FDA reduces number of warning letters

  
FDA defends its reduction of warning letters. Source: TruthDig 
  
The number of warning letters issued by the FDA has dropped by half in the past 10 years, which could indicate a change in enforcement tactics in an agency facing criticism about its policing of the food and drug industries.

In 2002, the FDA changed its policies and required that all warning letters go through the agency's chief counsel's office, which the agency said was designed to strengthen the letters and make them legally consistent and credible, according to the Wall Street Journal(WSJ).

In 2001, the agency issued 1,032 warning letters, the WSJ reported. In 2006, FDA data accounts for 538 sent letters, and in 2007, 471 sent letters.

Some members of Congress, FDA staffers and former agency officials criticized the change, suggesting it favored industry, the WSJ said.

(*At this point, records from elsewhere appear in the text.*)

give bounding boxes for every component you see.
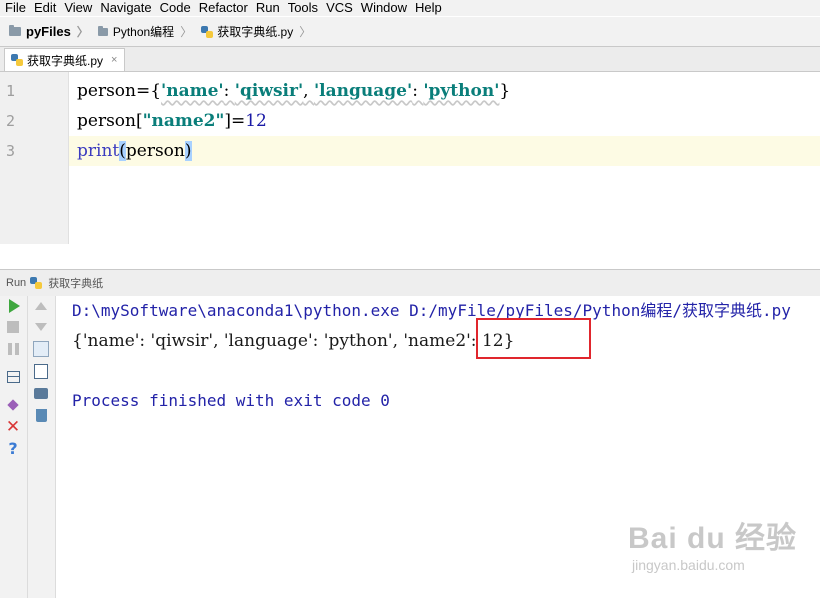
bracket-token: ( bbox=[119, 141, 126, 161]
code-token: : bbox=[412, 81, 424, 101]
pin-icon bbox=[7, 399, 19, 411]
breadcrumb-project[interactable]: pyFiles 〉 bbox=[0, 23, 89, 40]
breadcrumb-file-label: 获取字典纸.py bbox=[217, 25, 294, 39]
menu-file[interactable]: File bbox=[0, 0, 30, 16]
stop-button[interactable] bbox=[4, 318, 22, 336]
folder-icon bbox=[9, 25, 21, 36]
print-button[interactable] bbox=[32, 384, 50, 402]
watermark-main-text: Bai du 经验 bbox=[628, 522, 798, 555]
run-panel-header: Run 获取字典纸 bbox=[0, 269, 820, 297]
layout-icon bbox=[6, 371, 20, 383]
arrow-up-icon bbox=[35, 302, 47, 310]
editor-tab-bar: 获取字典纸.py × bbox=[0, 47, 820, 72]
number-token: 12 bbox=[245, 111, 267, 131]
play-icon bbox=[8, 299, 20, 313]
console-command-line: D:\mySoftware\anaconda1\python.exe D:/my… bbox=[72, 301, 791, 320]
string-token: "name2" bbox=[142, 111, 225, 131]
menu-view[interactable]: View bbox=[60, 0, 96, 16]
menu-refactor[interactable]: Refactor bbox=[195, 0, 252, 16]
breadcrumb-folder[interactable]: Python编程 〉 bbox=[89, 23, 192, 40]
menu-window[interactable]: Window bbox=[357, 0, 411, 16]
arrow-down-icon bbox=[35, 323, 47, 331]
print-icon bbox=[34, 387, 48, 399]
scroll-up-button[interactable] bbox=[32, 297, 50, 315]
help-icon: ? bbox=[8, 439, 18, 458]
python-file-icon bbox=[30, 277, 43, 289]
close-icon: ✕ bbox=[5, 416, 21, 437]
menu-vcs[interactable]: VCS bbox=[322, 0, 357, 16]
restore-layout-button[interactable] bbox=[4, 368, 22, 386]
bracket-token: ) bbox=[184, 141, 192, 161]
string-token: 'python' bbox=[423, 81, 500, 101]
run-config-label[interactable]: 获取字典纸 bbox=[48, 275, 103, 291]
line-number: 1 bbox=[6, 82, 16, 100]
code-token: person={ bbox=[77, 81, 162, 101]
menu-navigate[interactable]: Navigate bbox=[96, 0, 155, 16]
menu-bar: File Edit View Navigate Code Refactor Ru… bbox=[0, 0, 820, 16]
close-icon[interactable]: × bbox=[111, 54, 117, 66]
string-token: 'name' bbox=[161, 81, 224, 101]
menu-tools[interactable]: Tools bbox=[284, 0, 322, 16]
pause-button[interactable] bbox=[4, 340, 22, 358]
breadcrumb-project-label: pyFiles bbox=[26, 24, 71, 39]
scroll-to-end-button[interactable] bbox=[32, 362, 50, 380]
menu-edit[interactable]: Edit bbox=[30, 0, 60, 16]
soft-wrap-icon bbox=[33, 341, 49, 357]
menu-help[interactable]: Help bbox=[411, 0, 446, 16]
pin-tab-button[interactable] bbox=[4, 396, 22, 414]
menu-code[interactable]: Code bbox=[156, 0, 195, 16]
breadcrumb-folder-label: Python编程 bbox=[112, 25, 175, 39]
tab-label: 获取字典纸.py bbox=[27, 53, 104, 68]
soft-wrap-button[interactable] bbox=[32, 340, 50, 358]
code-token: person[ bbox=[77, 111, 143, 131]
console-exit-line: Process finished with exit code 0 bbox=[72, 391, 390, 410]
code-token: , bbox=[303, 81, 314, 101]
string-token: 'language' bbox=[313, 81, 413, 101]
help-button[interactable]: ? bbox=[4, 440, 22, 458]
folder-icon bbox=[97, 25, 108, 36]
menu-run[interactable]: Run bbox=[252, 0, 284, 16]
clear-all-button[interactable] bbox=[32, 406, 50, 424]
python-file-icon bbox=[201, 25, 214, 38]
breadcrumb: pyFiles 〉 Python编程 〉 获取字典纸.py 〉 bbox=[0, 17, 820, 47]
breadcrumb-separator-icon: 〉 bbox=[180, 25, 193, 39]
builtin-token: print bbox=[77, 141, 120, 161]
string-token: 'qiwsir' bbox=[234, 81, 304, 101]
scroll-to-end-icon bbox=[34, 363, 48, 379]
scroll-down-button[interactable] bbox=[32, 318, 50, 336]
code-line-1: person={'name': 'qiwsir', 'language': 'p… bbox=[77, 76, 510, 106]
stop-icon bbox=[7, 321, 19, 333]
editor-tab[interactable]: 获取字典纸.py × bbox=[4, 48, 125, 71]
rerun-button[interactable] bbox=[5, 297, 23, 315]
code-line-2: person["name2"]=12 bbox=[77, 106, 267, 136]
trash-icon bbox=[35, 408, 47, 422]
breadcrumb-file[interactable]: 获取字典纸.py 〉 bbox=[192, 23, 311, 40]
run-toolbar: ✕ ? bbox=[0, 296, 28, 598]
code-token: } bbox=[499, 81, 511, 101]
python-file-icon bbox=[11, 54, 23, 66]
annotation-highlight-box bbox=[476, 318, 591, 359]
code-token: : bbox=[223, 81, 235, 101]
code-token: person bbox=[125, 141, 185, 161]
code-editor[interactable]: 1 2 3 person={'name': 'qiwsir', 'languag… bbox=[0, 72, 820, 244]
line-number: 2 bbox=[6, 112, 16, 130]
console-output-line: {'name': 'qiwsir', 'language': 'python',… bbox=[72, 331, 515, 351]
code-line-3: print(person) bbox=[77, 136, 192, 166]
pause-icon bbox=[7, 343, 19, 355]
close-button[interactable]: ✕ bbox=[4, 418, 22, 436]
line-number: 3 bbox=[6, 142, 16, 160]
console-toolbar bbox=[28, 296, 56, 598]
breadcrumb-separator-icon: 〉 bbox=[76, 25, 89, 39]
run-panel-label: Run bbox=[6, 277, 27, 289]
watermark-url-text: jingyan.baidu.com bbox=[632, 557, 745, 573]
code-token: ]= bbox=[224, 111, 246, 131]
baidu-watermark-logo: Bai du 经验 jingyan.baidu.com bbox=[628, 513, 808, 583]
breadcrumb-separator-icon: 〉 bbox=[299, 25, 312, 39]
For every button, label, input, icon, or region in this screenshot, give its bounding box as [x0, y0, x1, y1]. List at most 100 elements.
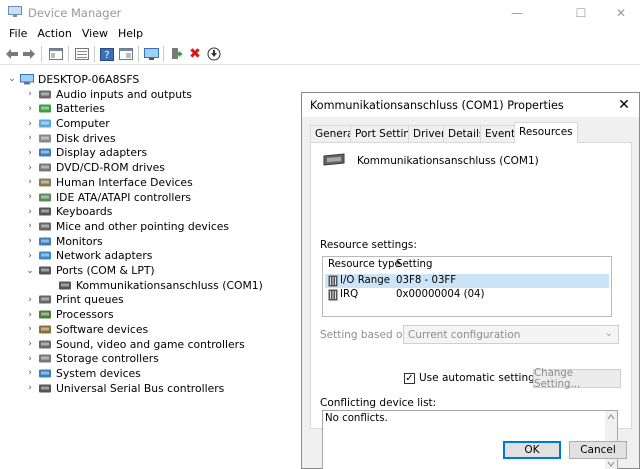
menu-view[interactable]: View — [77, 25, 113, 43]
show-hide-console-button[interactable] — [47, 45, 65, 63]
properties-dialog: Kommunikationsanschluss (COM1) Propertie… — [301, 92, 640, 469]
menu-action[interactable]: Action — [32, 25, 76, 43]
chevron-right-icon[interactable]: › — [25, 163, 35, 173]
tree-item-ide-ata-atapi-controllers[interactable]: › IDE ATA/ATAPI controllers — [25, 190, 191, 205]
tree-item-label: Audio inputs and outputs — [56, 87, 192, 101]
tree-item-print-queues[interactable]: › Print queues — [25, 293, 124, 308]
device-manager-window: Device Manager — ☐ ✕ File Action View He… — [0, 0, 640, 469]
chevron-right-icon[interactable]: › — [25, 339, 35, 349]
tree-item-computer[interactable]: › Computer — [25, 116, 110, 131]
tree-item-sound-video-and-game-controllers[interactable]: › Sound, video and game controllers — [25, 337, 245, 352]
menu-file[interactable]: File — [4, 25, 32, 43]
device-manager-app-icon — [8, 6, 22, 17]
tree-item-label: Print queues — [56, 293, 124, 307]
chevron-right-icon[interactable]: › — [25, 104, 35, 114]
tab-resources[interactable]: Resources — [514, 122, 578, 143]
tree-item-mice-and-other-pointing-devices[interactable]: › Mice and other pointing devices — [25, 219, 229, 234]
setting-based-on-select[interactable]: Current configuration ⌄ — [403, 325, 619, 344]
tree-item-storage-controllers[interactable]: › Storage controllers — [25, 351, 159, 366]
minimize-button[interactable]: — — [494, 0, 540, 25]
computer-icon — [39, 119, 51, 128]
device-tree: ⌄ DESKTOP-06A8SFS › Audio inputs and outp… — [0, 66, 300, 469]
tree-item-keyboards[interactable]: › Keyboards — [25, 204, 112, 219]
tree-item-display-adapters[interactable]: › Display adapters — [25, 146, 147, 161]
chevron-right-icon[interactable]: › — [25, 251, 35, 261]
tree-root[interactable]: ⌄ DESKTOP-06A8SFS — [7, 72, 139, 87]
chevron-right-icon[interactable]: › — [25, 354, 35, 364]
system-device-icon — [39, 369, 51, 378]
conflict-scrollbar[interactable] — [605, 411, 617, 469]
tree-item-label: Monitors — [56, 234, 103, 248]
tree-item-batteries[interactable]: › Batteries — [25, 102, 105, 117]
use-automatic-settings-label[interactable]: Use automatic settings — [419, 372, 540, 384]
resource-row-irq[interactable]: IRQ 0x00000004 (04) — [325, 288, 609, 302]
dialog-title-bar: Kommunikationsanschluss (COM1) Propertie… — [302, 93, 639, 117]
resource-type: I/O Range — [340, 275, 390, 286]
maximize-icon: ☐ — [575, 5, 587, 20]
forward-icon — [23, 49, 35, 59]
change-setting-button[interactable]: Change Setting... — [533, 368, 621, 390]
tree-item-software-devices[interactable]: › Software devices — [25, 322, 148, 337]
resource-row-io-range[interactable]: I/O Range 03F8 - 03FF — [325, 274, 609, 288]
window-title: Device Manager — [28, 6, 122, 20]
chevron-right-icon[interactable]: › — [25, 310, 35, 320]
column-header-setting[interactable]: Setting — [396, 259, 432, 270]
scan-hardware-button[interactable] — [142, 45, 160, 63]
use-automatic-settings-checkbox[interactable]: ✓ — [404, 373, 415, 384]
tree-item-label: IDE ATA/ATAPI controllers — [56, 190, 192, 204]
chevron-right-icon[interactable]: › — [25, 295, 35, 305]
chevron-right-icon[interactable]: › — [25, 119, 35, 129]
scroll-up-icon[interactable] — [607, 414, 615, 420]
close-icon: ✕ — [615, 5, 627, 20]
close-window-button[interactable]: ✕ — [598, 0, 640, 25]
tree-item-human-interface-devices[interactable]: › Human Interface Devices — [25, 175, 193, 190]
resource-view-button[interactable] — [117, 45, 135, 63]
chevron-right-icon[interactable]: › — [25, 221, 35, 231]
cancel-button[interactable]: Cancel — [569, 441, 627, 459]
chevron-right-icon[interactable]: › — [25, 177, 35, 187]
chevron-right-icon[interactable]: › — [25, 383, 35, 393]
tree-item-dvd-cd-rom-drives[interactable]: › DVD/CD-ROM drives — [25, 160, 165, 175]
tree-item-ports-com-lpt[interactable]: ⌄ Ports (COM & LPT) — [25, 263, 155, 278]
tree-item-audio-inputs-and-outputs[interactable]: › Audio inputs and outputs — [25, 87, 192, 102]
usb-icon — [39, 384, 51, 393]
chevron-right-icon[interactable]: › — [25, 133, 35, 143]
back-button[interactable] — [3, 45, 21, 63]
chevron-right-icon[interactable]: › — [25, 192, 35, 202]
help-button[interactable]: ? — [98, 45, 116, 63]
chevron-right-icon[interactable]: › — [25, 207, 35, 217]
tree-item-label: Sound, video and game controllers — [56, 337, 245, 351]
chevron-right-icon[interactable]: › — [25, 368, 35, 378]
tree-item-processors[interactable]: › Processors — [25, 307, 113, 322]
chevron-right-icon[interactable]: › — [25, 148, 35, 158]
tree-item-label: Storage controllers — [56, 352, 159, 366]
chevron-right-icon[interactable]: › — [25, 324, 35, 334]
conflicting-device-list[interactable]: No conflicts. — [322, 410, 618, 469]
tree-item-system-devices[interactable]: › System devices — [25, 366, 141, 381]
tree-child-kommunikationsanschluss-com1[interactable]: Kommunikationsanschluss (COM1) — [55, 278, 263, 293]
com-port-icon — [59, 281, 71, 290]
uninstall-device-button[interactable]: ✖ — [186, 45, 204, 63]
battery-icon — [39, 104, 51, 113]
update-driver-button[interactable] — [167, 45, 185, 63]
disable-device-button[interactable] — [205, 45, 223, 63]
forward-button[interactable] — [20, 45, 38, 63]
tree-item-label: Ports (COM & LPT) — [56, 264, 155, 278]
tree-item-disk-drives[interactable]: › Disk drives — [25, 131, 115, 146]
chevron-down-icon[interactable]: ⌄ — [7, 74, 17, 84]
device-list-button[interactable] — [73, 45, 91, 63]
tree-item-network-adapters[interactable]: › Network adapters — [25, 249, 152, 264]
menu-help[interactable]: Help — [113, 25, 148, 43]
com-port-icon — [323, 153, 345, 166]
toolbar-separator — [41, 46, 42, 62]
tree-item-universal-serial-bus-controllers[interactable]: › Universal Serial Bus controllers — [25, 381, 224, 396]
chevron-right-icon[interactable]: › — [25, 89, 35, 99]
chevron-right-icon[interactable]: › — [25, 236, 35, 246]
scroll-down-icon[interactable] — [607, 461, 615, 467]
ok-button[interactable]: OK — [503, 441, 561, 459]
tree-item-monitors[interactable]: › Monitors — [25, 234, 103, 249]
resource-list[interactable]: Resource type Setting I/O Range 03F8 - 0… — [322, 256, 612, 317]
dialog-close-button[interactable]: ✕ — [615, 96, 633, 114]
column-header-resource-type[interactable]: Resource type — [328, 259, 401, 270]
chevron-down-icon[interactable]: ⌄ — [25, 266, 35, 276]
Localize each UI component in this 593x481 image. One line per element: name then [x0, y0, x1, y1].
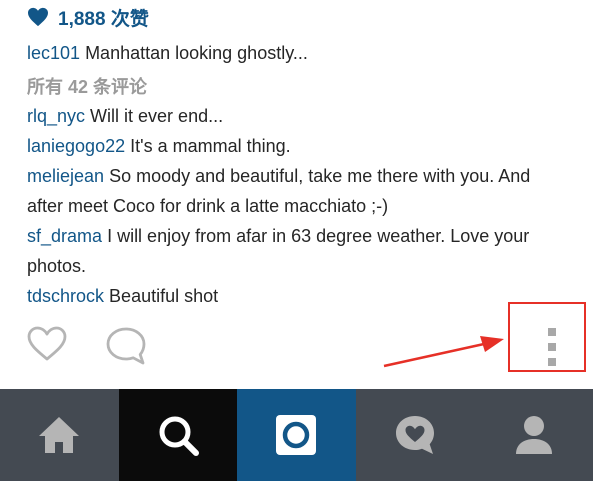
- home-icon: [39, 417, 80, 453]
- camera-icon: [276, 415, 317, 455]
- comment-text: Beautiful shot: [109, 286, 219, 306]
- comment-item: sf_drama I will enjoy from afar in 63 de…: [27, 221, 557, 281]
- comment-item: rlq_nyc Will it ever end...: [27, 101, 557, 131]
- annotation-highlight-box: [508, 302, 586, 372]
- tab-home[interactable]: [0, 389, 119, 481]
- tab-activity[interactable]: [356, 389, 475, 481]
- annotation-arrow-icon: [383, 336, 504, 368]
- comment-text: It's a mammal thing.: [130, 136, 291, 156]
- comment-username[interactable]: meliejean: [27, 166, 104, 186]
- comment-username[interactable]: sf_drama: [27, 226, 102, 246]
- profile-icon: [515, 416, 552, 454]
- comment-list: rlq_nyc Will it ever end... laniegogo22 …: [27, 101, 557, 311]
- comment-item: tdschrock Beautiful shot: [27, 281, 557, 311]
- likes-row[interactable]: 1,888 次赞: [27, 4, 149, 30]
- caption-username[interactable]: lec101: [27, 43, 80, 63]
- likes-count: 1,888 次赞: [58, 8, 149, 30]
- heart-filled-icon: [28, 7, 48, 27]
- comment-text: I will enjoy from afar in 63 degree weat…: [27, 226, 530, 276]
- comment-item: meliejean So moody and beautiful, take m…: [27, 161, 557, 221]
- bottom-tab-bar: [0, 389, 593, 481]
- caption: lec101 Manhattan looking ghostly...: [27, 43, 308, 64]
- comment-text: Will it ever end...: [90, 106, 224, 126]
- comment-username[interactable]: laniegogo22: [27, 136, 125, 156]
- post-details: 1,888 次赞 lec101 Manhattan looking ghostl…: [0, 0, 593, 389]
- tab-profile[interactable]: [474, 389, 593, 481]
- caption-text: Manhattan looking ghostly...: [85, 43, 308, 63]
- comment-username[interactable]: rlq_nyc: [27, 106, 85, 126]
- comment-button[interactable]: [105, 326, 147, 366]
- like-button[interactable]: [27, 326, 67, 362]
- search-icon: [159, 416, 199, 456]
- view-all-comments-link[interactable]: 所有 42 条评论: [27, 73, 147, 99]
- tab-search[interactable]: [118, 389, 238, 481]
- heart-bubble-icon: [396, 416, 435, 454]
- tab-camera[interactable]: [237, 389, 356, 481]
- comment-item: laniegogo22 It's a mammal thing.: [27, 131, 557, 161]
- comment-username[interactable]: tdschrock: [27, 286, 104, 306]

Dan Troy, former FDA general counsel and author of the policy change, told the WSJ that the legal review process was aimed at countering industry sentiment that the FDA did not always follow through on the warnings.

FDA Commissioner Andrew von Eschenbach acknowledged the drop in the number of warning letters, but said the agency sends them now for more serious deviations, according to the WSJ.

The letters now going out are for transgressions “that we think are going to be important,” von Eschenbach said.

David Elder, director of the FDA's office of enforcement, also warned against measuring the agency's enforcement success by counting warning letters, the WSJ reported.

"Numbers of warning letters are just conveniently easy to measure,” Elder said. Measuring the agency's efforts to protect public health "is a much more complicated analysis," he said.

The WSJ said that the decline in warning letters came as the FDA also changed its enforcement approach. Rather than sending out individual warning letters to separate companies for similar violations, the FDA alerts the industry via press releases and other forms of communication when it notices problems, Elder said.